A social network is a collection of individuals (commonly called actors) and an enumeration of the relations (or ties) among such individuals (Kindermann, 2008). The term social network is depicted from Barnes’ work (1954), when he used it to designate the social relationships found in a community in Bremmes, Norway. Since then, the term has been associated to many different types of relations among many different types of individuals. Contemporary networks, unlike local communities, are not only centered on place-based affiliation, but more based on niche cultural affiliations and knowledge communities. These new ways of sharing culture and knowledge have broad implications on the relations between production and consumption and the traditional sources of authority for culture and knowledge. Standards are continuously being reshaped as networks have become the dominant cultural logic (Varnelis, 2008). “Today, network culture succeeds postmodernism. It does so in a more subtle way. No new ‘ism‘ has emerged: that would lay claim to the familiar territory of manifestos, symposia, definite museum exhibits, and so on” (Varnelis, 2008, p. 149). As it happens in other spheres, universities are made of networked actors1 and, thus, the cultures that emerge are varied.

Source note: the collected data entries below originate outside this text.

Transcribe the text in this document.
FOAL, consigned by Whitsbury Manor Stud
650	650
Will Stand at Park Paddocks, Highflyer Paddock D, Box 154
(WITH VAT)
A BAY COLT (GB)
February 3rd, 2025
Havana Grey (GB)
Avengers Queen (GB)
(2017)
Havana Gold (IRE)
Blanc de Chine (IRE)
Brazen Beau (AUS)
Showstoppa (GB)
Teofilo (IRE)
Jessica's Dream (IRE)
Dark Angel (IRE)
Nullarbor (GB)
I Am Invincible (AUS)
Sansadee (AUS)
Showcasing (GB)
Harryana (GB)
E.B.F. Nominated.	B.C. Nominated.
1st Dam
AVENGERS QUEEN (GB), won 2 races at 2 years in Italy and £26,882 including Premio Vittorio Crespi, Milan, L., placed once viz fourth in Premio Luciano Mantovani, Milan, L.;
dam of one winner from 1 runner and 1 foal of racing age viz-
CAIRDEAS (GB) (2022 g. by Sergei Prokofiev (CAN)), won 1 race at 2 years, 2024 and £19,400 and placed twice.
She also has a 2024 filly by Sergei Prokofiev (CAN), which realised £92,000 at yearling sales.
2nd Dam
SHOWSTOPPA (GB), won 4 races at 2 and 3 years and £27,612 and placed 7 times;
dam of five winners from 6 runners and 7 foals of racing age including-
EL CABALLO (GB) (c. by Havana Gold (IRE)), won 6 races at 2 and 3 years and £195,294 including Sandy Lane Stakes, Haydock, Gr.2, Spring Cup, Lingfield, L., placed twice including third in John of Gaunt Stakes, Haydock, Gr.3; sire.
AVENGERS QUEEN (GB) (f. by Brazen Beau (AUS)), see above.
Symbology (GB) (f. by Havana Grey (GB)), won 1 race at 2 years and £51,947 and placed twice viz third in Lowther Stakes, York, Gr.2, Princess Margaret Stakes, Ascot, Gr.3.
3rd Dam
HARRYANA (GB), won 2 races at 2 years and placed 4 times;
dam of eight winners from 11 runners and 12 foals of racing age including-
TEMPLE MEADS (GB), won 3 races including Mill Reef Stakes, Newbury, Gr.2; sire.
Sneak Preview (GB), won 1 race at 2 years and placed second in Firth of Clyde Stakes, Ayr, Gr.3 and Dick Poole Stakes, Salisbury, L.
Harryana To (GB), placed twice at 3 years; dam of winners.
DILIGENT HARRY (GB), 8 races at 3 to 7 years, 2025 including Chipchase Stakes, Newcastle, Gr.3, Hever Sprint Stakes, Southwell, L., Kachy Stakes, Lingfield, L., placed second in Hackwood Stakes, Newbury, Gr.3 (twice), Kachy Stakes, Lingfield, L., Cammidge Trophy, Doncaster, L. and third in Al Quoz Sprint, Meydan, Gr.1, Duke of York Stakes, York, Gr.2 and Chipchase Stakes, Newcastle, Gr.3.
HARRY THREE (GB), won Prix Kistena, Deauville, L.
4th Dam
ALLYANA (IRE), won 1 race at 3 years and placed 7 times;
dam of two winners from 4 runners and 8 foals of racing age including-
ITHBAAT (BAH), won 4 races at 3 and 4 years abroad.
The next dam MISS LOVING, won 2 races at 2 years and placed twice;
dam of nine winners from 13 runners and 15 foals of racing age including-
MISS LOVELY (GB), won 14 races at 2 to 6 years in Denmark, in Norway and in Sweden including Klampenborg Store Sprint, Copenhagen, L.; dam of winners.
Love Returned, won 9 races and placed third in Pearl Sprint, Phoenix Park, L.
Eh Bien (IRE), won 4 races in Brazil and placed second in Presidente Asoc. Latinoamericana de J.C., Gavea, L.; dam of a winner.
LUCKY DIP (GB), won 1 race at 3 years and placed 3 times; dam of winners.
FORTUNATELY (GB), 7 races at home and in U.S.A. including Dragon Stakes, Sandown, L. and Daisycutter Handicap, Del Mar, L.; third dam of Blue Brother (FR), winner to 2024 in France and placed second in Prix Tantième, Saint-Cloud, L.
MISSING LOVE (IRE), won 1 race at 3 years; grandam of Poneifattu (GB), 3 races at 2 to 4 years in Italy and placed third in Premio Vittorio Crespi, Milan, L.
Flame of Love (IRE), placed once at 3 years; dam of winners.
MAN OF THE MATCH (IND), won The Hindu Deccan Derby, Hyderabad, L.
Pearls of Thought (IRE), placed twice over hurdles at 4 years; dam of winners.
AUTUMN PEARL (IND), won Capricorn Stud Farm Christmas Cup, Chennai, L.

In this networked society, the creation and production of knowledge and expertise rises the likelihood that current knowledge will be retained and multiplied in new knowledge and practices. Recent educational studies stressed the importance of strong social networks among teachers for the spread and depth of policy, reform, innovation and change implementation (Coburn and Russel, 2008; Moolenar, Daly and Sleegers, forthcoming; Penuel, Frank and Krause, 2007,Brown and Duguid,2000; Chiffoleau, 2005; Carre et al., 1989).